Seriously, think about it for a minute. 

Yes, seriously, just think about that. Nevadans, please think about that! Check that video of Sue Lowden "doubling down" on her barter idea. This wasn't a slip of the tongue. It's really the only thing Republicans have to offer for health care reform (certainly now that they've refused to support a bill that is essentially Republican in the first place, just because it was proposed by Democrats).

As I noted, Democrats are having a lot of fun with this. Here's Sue Lowden's Chickens for Checkups, where you can send a letter to the candidate requesting her help looking for a doctor (for rickets, the vapors, and other old-timey ailments) who will take what you're willing to barter (chickens, goats, indentured servitude).


Apparently, it's not just the official Democratic Party, either. Here's the Lowden Medical Procedure to Chicken Converter, where you can calculate the number of chickens you need to bring to the doctor for various procedures (for a flu shot, you must take the doctor 5 chickens, according to this; for hip replacement surgery, 6,549 chickens).

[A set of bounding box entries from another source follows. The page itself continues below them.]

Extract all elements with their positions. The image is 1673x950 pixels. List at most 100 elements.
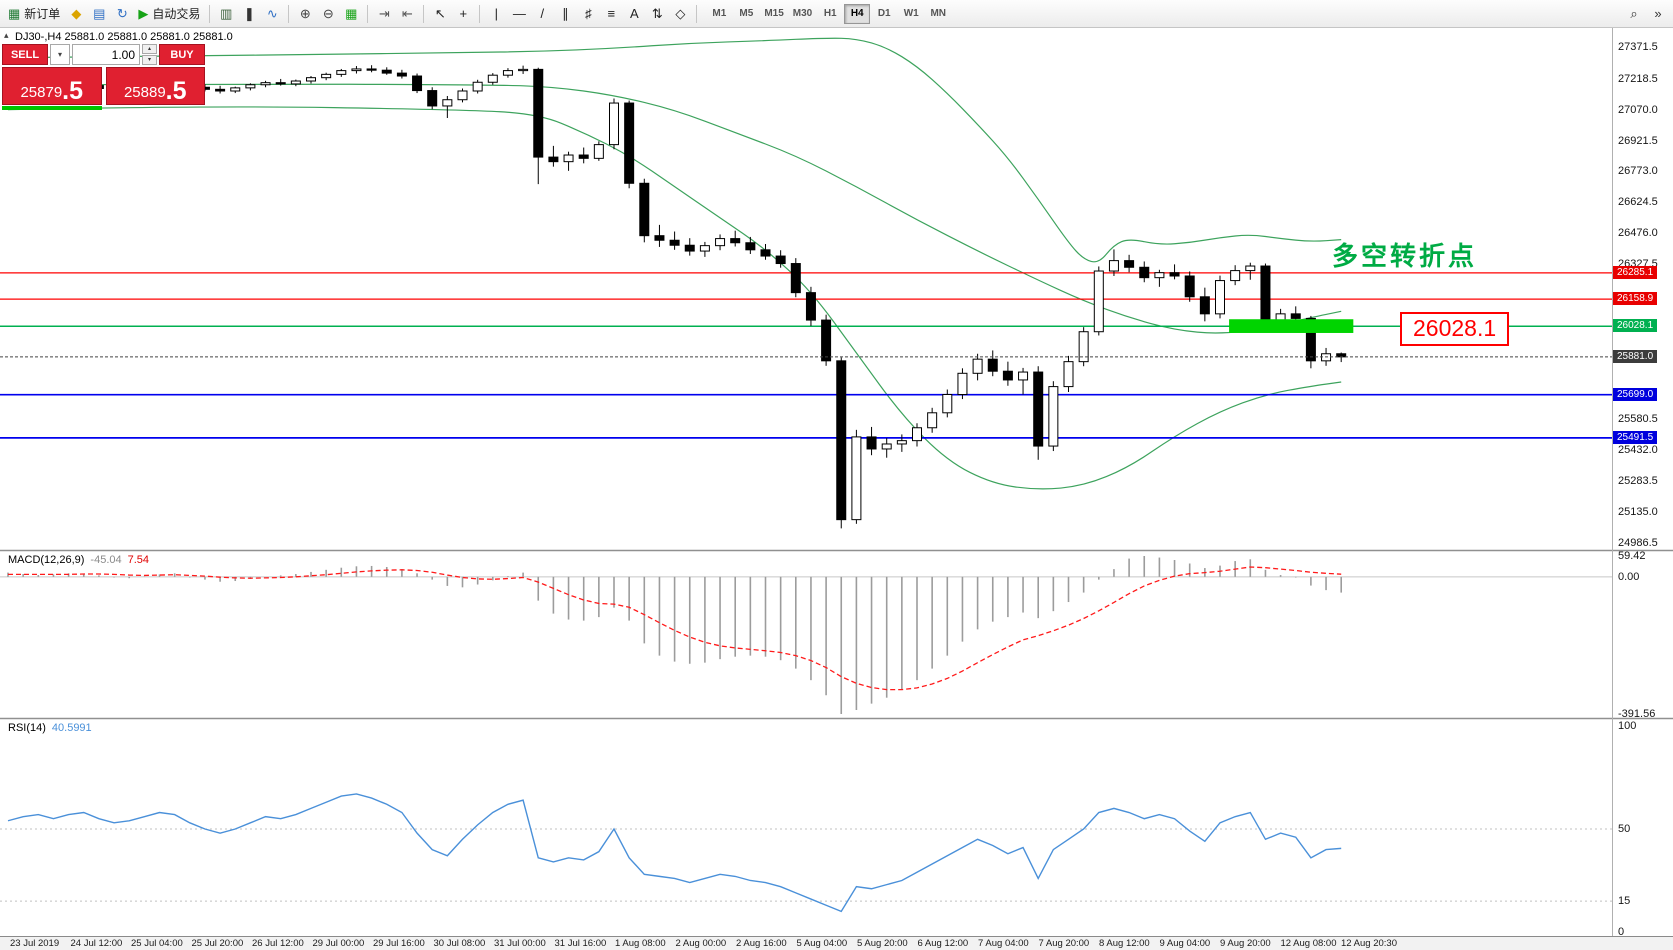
arrows-button[interactable]: ⇅ bbox=[646, 3, 668, 25]
channel-button[interactable]: ∥ bbox=[554, 3, 576, 25]
candle bbox=[427, 90, 438, 107]
auto-scroll-button[interactable]: ⇥ bbox=[373, 3, 395, 25]
toolbar-separator bbox=[479, 4, 481, 23]
zoom-out-button[interactable]: ⊖ bbox=[317, 3, 339, 25]
candle bbox=[715, 238, 726, 247]
candle bbox=[1139, 266, 1150, 279]
candle bbox=[1154, 272, 1165, 279]
quick-navigation-button[interactable]: » bbox=[1647, 3, 1669, 25]
time-axis-strip[interactable] bbox=[0, 936, 1673, 950]
candle bbox=[260, 82, 271, 86]
toolbar-separator bbox=[367, 4, 369, 23]
horizontal-line-button[interactable]: — bbox=[508, 3, 530, 25]
line-chart-button[interactable]: ∿ bbox=[261, 3, 283, 25]
autotrading-button[interactable]: ▶ 自动交易 bbox=[134, 3, 204, 25]
candle bbox=[336, 70, 347, 75]
cursor-button[interactable]: ↖ bbox=[429, 3, 451, 25]
volume-input[interactable] bbox=[72, 44, 140, 65]
candle bbox=[1124, 260, 1135, 268]
trade-panel-price-row: 25879.5 25889.5 bbox=[2, 67, 205, 105]
sell-price-button[interactable]: 25879.5 bbox=[2, 67, 102, 105]
volume-spinner: ▴ ▾ bbox=[142, 44, 157, 65]
profiles-icon: ▤ bbox=[93, 6, 106, 21]
horizontal-line-icon: — bbox=[512, 6, 526, 21]
trendline-button[interactable]: / bbox=[531, 3, 553, 25]
sell-button[interactable]: SELL bbox=[2, 44, 48, 65]
toolbar-separator bbox=[423, 4, 425, 23]
text-button[interactable]: A bbox=[623, 3, 645, 25]
highlight-zone-rectangle[interactable] bbox=[1229, 319, 1354, 333]
candle bbox=[1063, 361, 1074, 388]
candle bbox=[457, 90, 468, 101]
bollinger-lower-band bbox=[7, 106, 1342, 490]
candle bbox=[669, 239, 680, 246]
candle bbox=[760, 249, 771, 257]
buy-button[interactable]: BUY bbox=[159, 44, 205, 65]
timeframe-mn-button[interactable]: MN bbox=[925, 4, 951, 24]
timeframe-m5-button[interactable]: M5 bbox=[733, 4, 759, 24]
candle bbox=[275, 82, 286, 85]
candle bbox=[412, 75, 423, 92]
candle bbox=[654, 235, 665, 241]
buy-price-button[interactable]: 25889.5 bbox=[105, 67, 205, 105]
timeframe-d1-button[interactable]: D1 bbox=[871, 4, 897, 24]
candle bbox=[442, 99, 453, 107]
candle bbox=[684, 244, 695, 252]
one-click-collapse-icon[interactable]: ▴ bbox=[4, 30, 9, 40]
candle bbox=[593, 144, 604, 159]
candle bbox=[805, 292, 816, 321]
autotrading-label: 自动交易 bbox=[152, 7, 201, 21]
symbol-ohlc-label: DJ30-,H4 25881.0 25881.0 25881.0 25881.0 bbox=[15, 31, 233, 43]
zoom-out-icon: ⊖ bbox=[322, 6, 334, 21]
timeframe-m30-button[interactable]: M30 bbox=[789, 4, 816, 24]
profiles-button[interactable]: ▤ bbox=[88, 3, 110, 25]
timeframe-m15-button[interactable]: M15 bbox=[760, 4, 787, 24]
candle bbox=[472, 81, 483, 92]
timeframe-w1-button[interactable]: W1 bbox=[898, 4, 924, 24]
candle bbox=[1230, 270, 1241, 282]
search-button[interactable]: ⌕ bbox=[1623, 3, 1645, 25]
refresh-button[interactable]: ↻ bbox=[111, 3, 133, 25]
candle bbox=[245, 84, 256, 89]
candle bbox=[836, 360, 847, 521]
search-icon: ⌕ bbox=[1630, 6, 1638, 21]
timeframe-h1-button[interactable]: H1 bbox=[817, 4, 843, 24]
levels-icon: ≡ bbox=[607, 6, 616, 21]
candle bbox=[1260, 265, 1271, 326]
tile-windows-button[interactable]: ▦ bbox=[340, 3, 362, 25]
crosshair-button[interactable]: + bbox=[452, 3, 474, 25]
new-chart-button[interactable]: ◆ bbox=[65, 3, 87, 25]
candle bbox=[942, 394, 953, 414]
new-order-button[interactable]: ▦ 新订单 bbox=[4, 3, 64, 25]
chart-shift-button[interactable]: ⇤ bbox=[396, 3, 418, 25]
shapes-button[interactable]: ◇ bbox=[669, 3, 691, 25]
candle bbox=[912, 427, 922, 442]
candle bbox=[1184, 275, 1195, 298]
macd-name: MACD(12,26,9) bbox=[8, 554, 85, 566]
price-callout-label: 26028.1 bbox=[1400, 312, 1510, 346]
candle bbox=[927, 412, 938, 429]
volume-dropdown-button[interactable]: ▾ bbox=[50, 44, 70, 65]
line-chart-icon: ∿ bbox=[266, 6, 278, 21]
text-icon: A bbox=[629, 6, 639, 21]
candle bbox=[563, 154, 574, 163]
autotrading-icon: ▶ bbox=[138, 6, 149, 21]
vertical-line-button[interactable]: | bbox=[485, 3, 507, 25]
candle bbox=[609, 102, 619, 146]
fibonacci-button[interactable]: ♯ bbox=[577, 3, 599, 25]
bar-chart-button[interactable]: ▥ bbox=[215, 3, 237, 25]
toolbar-separator bbox=[209, 4, 211, 23]
candle bbox=[230, 87, 241, 92]
volume-increase-button[interactable]: ▴ bbox=[142, 44, 157, 54]
candle bbox=[790, 263, 801, 294]
candlestick-chart-button[interactable]: ❚ bbox=[238, 3, 260, 25]
candle bbox=[881, 443, 892, 450]
levels-button[interactable]: ≡ bbox=[600, 3, 622, 25]
zoom-in-button[interactable]: ⊕ bbox=[294, 3, 316, 25]
timeframe-h4-button[interactable]: H4 bbox=[844, 3, 871, 24]
volume-decrease-button[interactable]: ▾ bbox=[142, 55, 157, 65]
timeframe-m1-button[interactable]: M1 bbox=[706, 4, 732, 24]
candle bbox=[699, 245, 710, 252]
auto-scroll-icon: ⇥ bbox=[378, 6, 390, 21]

This handy calculator converts many common procedures into chickens so you won’t look like an idiot at your next Doctor’s Appointment.

And there's a guy in Reno trying to trade a chicken for a heart transplant, on Craigslist.

But Nobel Prize-winning economist Paul Krugman explains why this would be dumb even without the chickens:

Sure, it’s funny to see a 21st-century political candidate pining for the days of a barter economy. But her remarks would have been breathtakingly ignorant even if she had called for payments in cash.

The key fact about health care — the central issue in health care economics — is that it’s all about the big-ticket items. Checkups don’t cost much; neither does the treatment of minor illnesses. The money that matters goes to bypasses and dialysis — costs that are highly unpredictable, and that almost nobody can afford to pay out of pocket. Modern health care, if it’s going to be provided at all, has to be paid for mainly out of insurance.

Conservatives don’t like this; if few of them propose paying in chickens, there is nonetheless a constant refrain of calls for making the market for health care more like the market for bread, with consumers paying out of medical accounts and engaging in comparison shopping. There is, for example, vast romanticizing of things like Lasik and cosmetic surgery, which are held up as models for health care as a whole — even though they’re actually very poor models. (They’re discretionary and fairly cheap — not at all like the procedures that dominate health costs in the real world.)

Why this preference for cash? Because even conservatives know in their hearts that insurance markets are deeply imperfect, which means that standard free-market arguments become very weak once insurers are involved. And so they pretend that we don’t really need all that insurance.

The business with the chickens adds an additional level of absurdity. But Ms. Lowden’s perspective is ludicrous even without the feathers.